A child prodigy, he made his musical debut in Hungary at the end of the 1910's, not long after beginning his piano studies under the direction of his mother, Valéria Ipolyi. As early as 1921 he appeared with Orchestra of the Hungarian Philharmonic Society, the leading symphonic orchestra of the country, playing Mozart's piano concerto in B major at the Academy of Music, where he later became a pupil in Ernő Dohnányi's master school. From 1929 onwards he made regular tours of Europe, before emigrating, in 1939, to the United States, where he was regular soloist with the Detroit Philharmonic, the New York Philharmonic and the Los Angeles Philharmonic, among others. In 1957 he returned to Europe, to succeed Walther Gieseking as head of the Piano Department at the Saarbrücken College of Music. Then, from 1961 until his death, he lived in Switzerland. His recordings won Grand Prix de Disque and Hamburg's Deutsche Phonoakademie prize. His large scale book on methodology, Keys to the Keyboard published in New York in 1948, was translated into fourteen languages, appearing in Hungarian, too, under the title Zongoristák kézikönyve (A Manual for Pianists) in 1967.

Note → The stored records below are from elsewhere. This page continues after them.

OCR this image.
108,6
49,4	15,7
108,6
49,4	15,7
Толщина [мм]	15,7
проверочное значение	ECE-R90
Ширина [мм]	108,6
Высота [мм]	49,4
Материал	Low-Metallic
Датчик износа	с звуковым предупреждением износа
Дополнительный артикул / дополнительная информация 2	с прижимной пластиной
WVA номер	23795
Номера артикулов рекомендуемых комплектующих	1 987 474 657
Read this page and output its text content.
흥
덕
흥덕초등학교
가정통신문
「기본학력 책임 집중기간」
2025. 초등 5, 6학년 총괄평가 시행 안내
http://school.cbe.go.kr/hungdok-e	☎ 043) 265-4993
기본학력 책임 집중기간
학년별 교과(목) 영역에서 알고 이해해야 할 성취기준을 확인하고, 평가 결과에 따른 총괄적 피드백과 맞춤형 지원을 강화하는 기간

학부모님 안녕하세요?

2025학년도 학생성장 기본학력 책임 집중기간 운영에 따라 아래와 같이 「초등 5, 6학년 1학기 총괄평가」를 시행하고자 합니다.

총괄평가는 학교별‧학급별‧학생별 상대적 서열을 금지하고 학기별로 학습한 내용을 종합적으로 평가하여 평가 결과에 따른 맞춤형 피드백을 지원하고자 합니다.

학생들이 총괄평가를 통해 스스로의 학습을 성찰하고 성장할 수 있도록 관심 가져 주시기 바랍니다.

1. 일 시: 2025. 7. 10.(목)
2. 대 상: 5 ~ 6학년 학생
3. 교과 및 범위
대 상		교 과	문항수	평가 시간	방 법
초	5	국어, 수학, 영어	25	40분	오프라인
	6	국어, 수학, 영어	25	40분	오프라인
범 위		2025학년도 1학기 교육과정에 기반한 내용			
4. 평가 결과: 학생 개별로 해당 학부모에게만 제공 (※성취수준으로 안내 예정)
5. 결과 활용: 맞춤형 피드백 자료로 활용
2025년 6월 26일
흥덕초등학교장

The initial period of Földes' career was strongly influenced by a number of legendary pianists who were regular visitors to Budapest in the first decades of the 20th century. Among his models Eugéne d'Albert, Sergei Rachmaninov, Joseph Lhévinne and Wilhelm Backhaus, but first and foremost the one-time pupil of Liszt, Emil Sauer. He considered Béla Bartók as his teacher, too: at the age of sixteen he learnt Bartók's Sonatina and played it to the composer. Then, one decade later, the most jealously guarded treasure of Andor Földes when he arrived in America in 1939 was the partitura of Bartók's Second Piano Concerto. Although he wanted to premiere this concerto in America as early as this time, in the end he could only do so after Bartók's death, in 1947. Földes was for many decades on terms of friendship with Zoltán Kodály - it was Földes who wrote piano transcription of the Háry suite -, and was acquainted with Arnold Schönberg, Erich Kleibel, Igor Stravinsky, Alban Berg, Arturo Toscanini, Leonard Bernstein. From among representatives of other fields of art he knew Oskar Kokosha, Franz Werfell, Thomas Mann, Samuel Beckett, Eugéne Ionesco, Heinrich Böll, and Friedrich Dürrenmatt, and not least the leading scientist of the age Albert Einstein, together with whom he performed chamber music.

In the recent years since Andor Földes' death his archive recordings have been steadily published, and since 1994 his memory has been kept green by a competition: the Andor Földes-Jürg Marquard Piano Competition, held annually for the most talented students from Budapest's Academy of Music.